Recension par Roland Pérez
Cet ouvrage, paru ce printemps 2022, a été publié par les éditons Management et Société (EMS) dans une nouvelle collection, intitulée « Grands auteurs francophones », lancée en 2020. Cette initiative de cette maison d’édition tient probablement au fait qu’une collection précédente, consacrée aux « Grands auteurs » de ce champ disciplinaire et déclinée par spécialités (finance, marketing, stratégie…), était très majoritairement axée sur des auteurs anglo-saxons, conformément à la notoriété internationale de ces auteurs et à leurs importances respectives dans les spécialités concernées. Au moment où nombre de chercheurs français/francophones rappellent que « le management n’est pas une science anglo-saxonne », il est apparu opportun aux éditions EMS, devenues la référence nationale dans le domaine des sciences de gestion/management, de consacrer une série dédiée aux auteurs francophones. C’est ainsi qu’ont été déjà publiés une demi-douzaine d’ouvrages rédigés par des auteurs reconnus en France ou dans des pays francophones ; d’autres sont en cours ou annoncés…
Alain-Charles Martinet avait, à l’évidence, toute sa place dans ce cercle des « Grands auteurs francophones », cet universitaire lyonnais ayant accompli, sur plusieurs dizaines d’années, un parcours exemplaire dans le champ des sciences de gestion, depuis sa thèse de doctorat – l’une des premières à être soutenues dans la nouvelle section universitaire dédiée à la gestion – jusqu’à aujourd’hui ; parcours marqué par une quinzaine d’ouvrages personnels ou dont il a assuré la direction éditoriale et par des responsabilités institutionnelles croissantes dans le monde français/francophone des sciences de gestion.
Compte tenu de cette notoriété, l’auteur aurait pu se contenter d’un texte rapide, résumant ses différentes contributions, voire les reprenant ici ou là. Au contraire, Alain-Charles Martinet a voulu produire un 252essai original, tentant à la fois de donner un témoignage sur l’évolution passée et un point de vue sur les enjeux à venir. C’est peu de dire qu’il a réussi ce double pari : l’ouvrage qu’il nous propose est de très grande qualité et apporte, à notre sens, une contribution majeure au champ disciplinaire concerné.

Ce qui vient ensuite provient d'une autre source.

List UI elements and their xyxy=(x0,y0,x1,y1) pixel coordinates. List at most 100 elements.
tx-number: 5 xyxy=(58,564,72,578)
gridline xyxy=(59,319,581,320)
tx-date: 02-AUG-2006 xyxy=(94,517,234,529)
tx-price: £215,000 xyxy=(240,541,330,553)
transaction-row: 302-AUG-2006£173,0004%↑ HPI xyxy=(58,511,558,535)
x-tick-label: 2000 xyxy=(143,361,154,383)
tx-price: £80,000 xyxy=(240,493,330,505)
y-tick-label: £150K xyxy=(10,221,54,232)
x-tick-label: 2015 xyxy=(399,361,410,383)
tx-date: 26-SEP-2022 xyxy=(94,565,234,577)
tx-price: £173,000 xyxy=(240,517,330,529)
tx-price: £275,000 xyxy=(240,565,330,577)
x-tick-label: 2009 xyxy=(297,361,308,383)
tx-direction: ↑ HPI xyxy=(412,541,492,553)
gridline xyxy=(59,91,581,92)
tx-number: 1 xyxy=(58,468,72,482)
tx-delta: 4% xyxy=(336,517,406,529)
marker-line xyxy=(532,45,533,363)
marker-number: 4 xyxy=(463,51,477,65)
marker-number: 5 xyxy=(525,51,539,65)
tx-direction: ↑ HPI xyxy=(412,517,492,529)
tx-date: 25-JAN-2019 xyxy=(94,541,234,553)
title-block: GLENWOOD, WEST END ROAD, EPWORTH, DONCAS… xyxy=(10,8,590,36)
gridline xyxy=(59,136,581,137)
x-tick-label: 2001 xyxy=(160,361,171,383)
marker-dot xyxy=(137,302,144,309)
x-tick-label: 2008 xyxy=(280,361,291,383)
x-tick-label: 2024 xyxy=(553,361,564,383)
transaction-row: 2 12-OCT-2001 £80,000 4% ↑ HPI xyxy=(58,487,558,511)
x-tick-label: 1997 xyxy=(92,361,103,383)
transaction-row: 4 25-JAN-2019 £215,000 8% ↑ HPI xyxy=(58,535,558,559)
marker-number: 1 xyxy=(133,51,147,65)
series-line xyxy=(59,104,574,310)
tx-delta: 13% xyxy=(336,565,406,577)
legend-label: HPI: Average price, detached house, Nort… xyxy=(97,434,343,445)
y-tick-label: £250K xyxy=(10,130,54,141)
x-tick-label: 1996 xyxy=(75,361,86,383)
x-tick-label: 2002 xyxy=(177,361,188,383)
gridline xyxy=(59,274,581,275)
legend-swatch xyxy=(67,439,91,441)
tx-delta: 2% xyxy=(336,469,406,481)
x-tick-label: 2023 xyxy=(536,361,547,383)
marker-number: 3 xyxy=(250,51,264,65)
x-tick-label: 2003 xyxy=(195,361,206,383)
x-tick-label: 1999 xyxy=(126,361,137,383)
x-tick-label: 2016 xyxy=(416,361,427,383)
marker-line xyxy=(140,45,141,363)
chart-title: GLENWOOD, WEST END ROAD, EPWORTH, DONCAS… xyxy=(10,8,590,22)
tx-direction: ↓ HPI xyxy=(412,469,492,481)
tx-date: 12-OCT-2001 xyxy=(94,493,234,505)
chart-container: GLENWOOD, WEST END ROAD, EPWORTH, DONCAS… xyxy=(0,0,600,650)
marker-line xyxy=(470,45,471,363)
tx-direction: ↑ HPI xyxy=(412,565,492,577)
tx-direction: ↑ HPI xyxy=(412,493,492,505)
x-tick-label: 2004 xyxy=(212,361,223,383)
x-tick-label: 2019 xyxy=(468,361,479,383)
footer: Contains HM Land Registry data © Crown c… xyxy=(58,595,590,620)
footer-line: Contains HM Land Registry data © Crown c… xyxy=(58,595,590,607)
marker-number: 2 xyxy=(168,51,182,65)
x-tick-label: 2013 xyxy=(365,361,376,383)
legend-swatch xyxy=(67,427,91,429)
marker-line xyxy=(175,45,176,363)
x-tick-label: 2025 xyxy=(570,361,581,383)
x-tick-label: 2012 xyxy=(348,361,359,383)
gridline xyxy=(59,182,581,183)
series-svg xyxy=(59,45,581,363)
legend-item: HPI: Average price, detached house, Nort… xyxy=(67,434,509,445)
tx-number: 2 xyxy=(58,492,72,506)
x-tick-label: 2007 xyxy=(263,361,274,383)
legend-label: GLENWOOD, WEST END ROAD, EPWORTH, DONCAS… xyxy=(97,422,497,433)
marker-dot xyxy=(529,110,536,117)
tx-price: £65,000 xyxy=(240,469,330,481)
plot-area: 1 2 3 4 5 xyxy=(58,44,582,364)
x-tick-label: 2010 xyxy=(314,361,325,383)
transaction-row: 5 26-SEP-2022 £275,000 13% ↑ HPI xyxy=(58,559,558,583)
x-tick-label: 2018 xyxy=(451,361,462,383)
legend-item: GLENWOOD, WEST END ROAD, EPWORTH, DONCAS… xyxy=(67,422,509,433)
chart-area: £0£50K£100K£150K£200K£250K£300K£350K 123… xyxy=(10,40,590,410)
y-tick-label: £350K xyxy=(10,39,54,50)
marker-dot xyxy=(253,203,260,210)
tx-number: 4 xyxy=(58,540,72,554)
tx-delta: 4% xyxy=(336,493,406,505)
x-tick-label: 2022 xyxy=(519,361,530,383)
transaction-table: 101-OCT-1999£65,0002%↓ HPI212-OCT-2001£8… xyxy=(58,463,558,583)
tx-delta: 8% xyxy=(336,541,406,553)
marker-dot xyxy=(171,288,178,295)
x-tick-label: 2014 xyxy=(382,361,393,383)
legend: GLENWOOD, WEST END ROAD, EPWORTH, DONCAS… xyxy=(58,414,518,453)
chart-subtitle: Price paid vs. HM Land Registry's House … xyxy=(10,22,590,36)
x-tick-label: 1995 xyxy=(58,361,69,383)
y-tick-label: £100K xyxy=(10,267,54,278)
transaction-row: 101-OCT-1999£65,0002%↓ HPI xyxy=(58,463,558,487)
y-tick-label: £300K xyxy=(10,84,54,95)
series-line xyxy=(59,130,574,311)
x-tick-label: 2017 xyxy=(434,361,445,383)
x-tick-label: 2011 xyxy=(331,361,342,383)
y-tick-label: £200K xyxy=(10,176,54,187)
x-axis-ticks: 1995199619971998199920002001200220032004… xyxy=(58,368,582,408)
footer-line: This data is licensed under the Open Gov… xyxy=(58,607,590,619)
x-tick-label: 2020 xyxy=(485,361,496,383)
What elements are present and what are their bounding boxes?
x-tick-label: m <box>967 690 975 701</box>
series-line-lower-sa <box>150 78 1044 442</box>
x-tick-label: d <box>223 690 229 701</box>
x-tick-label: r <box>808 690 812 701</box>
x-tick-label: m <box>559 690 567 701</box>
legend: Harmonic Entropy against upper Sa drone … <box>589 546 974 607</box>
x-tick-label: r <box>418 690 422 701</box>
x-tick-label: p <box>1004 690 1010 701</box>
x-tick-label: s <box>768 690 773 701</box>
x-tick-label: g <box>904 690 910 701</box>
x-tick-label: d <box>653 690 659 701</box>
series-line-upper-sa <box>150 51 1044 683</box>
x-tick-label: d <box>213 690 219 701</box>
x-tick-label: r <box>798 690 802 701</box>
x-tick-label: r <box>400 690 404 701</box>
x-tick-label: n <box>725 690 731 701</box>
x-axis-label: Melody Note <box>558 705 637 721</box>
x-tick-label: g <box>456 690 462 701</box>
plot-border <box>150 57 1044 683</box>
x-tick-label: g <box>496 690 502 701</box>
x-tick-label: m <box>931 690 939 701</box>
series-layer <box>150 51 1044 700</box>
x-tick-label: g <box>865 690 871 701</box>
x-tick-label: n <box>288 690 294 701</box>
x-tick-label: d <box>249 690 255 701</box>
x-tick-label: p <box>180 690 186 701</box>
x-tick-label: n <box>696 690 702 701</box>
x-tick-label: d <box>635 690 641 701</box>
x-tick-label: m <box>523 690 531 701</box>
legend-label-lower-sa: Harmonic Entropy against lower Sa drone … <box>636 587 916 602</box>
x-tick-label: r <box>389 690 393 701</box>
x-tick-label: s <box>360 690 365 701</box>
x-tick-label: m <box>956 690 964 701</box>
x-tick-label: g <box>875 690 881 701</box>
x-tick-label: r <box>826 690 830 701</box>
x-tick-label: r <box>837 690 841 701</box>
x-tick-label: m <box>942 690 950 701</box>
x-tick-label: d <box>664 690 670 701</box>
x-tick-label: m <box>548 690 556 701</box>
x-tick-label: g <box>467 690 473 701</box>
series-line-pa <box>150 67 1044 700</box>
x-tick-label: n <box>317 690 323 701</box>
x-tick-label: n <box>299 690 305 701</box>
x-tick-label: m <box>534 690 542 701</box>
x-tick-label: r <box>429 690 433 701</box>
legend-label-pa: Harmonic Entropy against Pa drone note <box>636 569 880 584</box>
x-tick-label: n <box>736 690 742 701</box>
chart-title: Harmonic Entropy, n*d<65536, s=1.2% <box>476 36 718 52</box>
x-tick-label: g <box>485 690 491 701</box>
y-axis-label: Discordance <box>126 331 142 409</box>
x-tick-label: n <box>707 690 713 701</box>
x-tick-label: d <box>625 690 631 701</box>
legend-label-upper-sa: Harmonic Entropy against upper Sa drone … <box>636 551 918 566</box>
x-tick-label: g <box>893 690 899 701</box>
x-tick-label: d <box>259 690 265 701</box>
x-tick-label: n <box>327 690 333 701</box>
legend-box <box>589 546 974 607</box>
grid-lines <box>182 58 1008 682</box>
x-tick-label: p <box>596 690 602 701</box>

L’ouvrage est intitulé Homo Strategicus avec un sous-titre plus détaillé : Capitalisme liquide, destruction créatrice et mondes habitables. Chacun de ces termes – dont on imagine qu’ils sont été murement réfléchis – porte sens :
Le titre principal reflète l’objet d’étude et le positionnement théorique de l’auteur à son sujet : (i) l’objet d’étude est bien l’acteur (individuel ou collectif) qui conçoit une stratégie et la met en œuvre ; c’est bien un « homo strategicus » ; (ii) cet acteur ne se réduit pas à l’« homo œconomicus » forgé par l’analyse économique néo-classique (communément appelé « École de Chicago »). Contrairement à cette conception simplificatrice, Alain-Charles Martinet, fidèle à son maitre Igor Ansoff et à des chercheurs dont il est proche comme Jean-Louis Le Moigne, considère qu’il convient de prendre en compte « la contextualité et l’historicité des pratiques stratégiques et leur interdépendance avec les mutations des économies et des sociétés » (p 17).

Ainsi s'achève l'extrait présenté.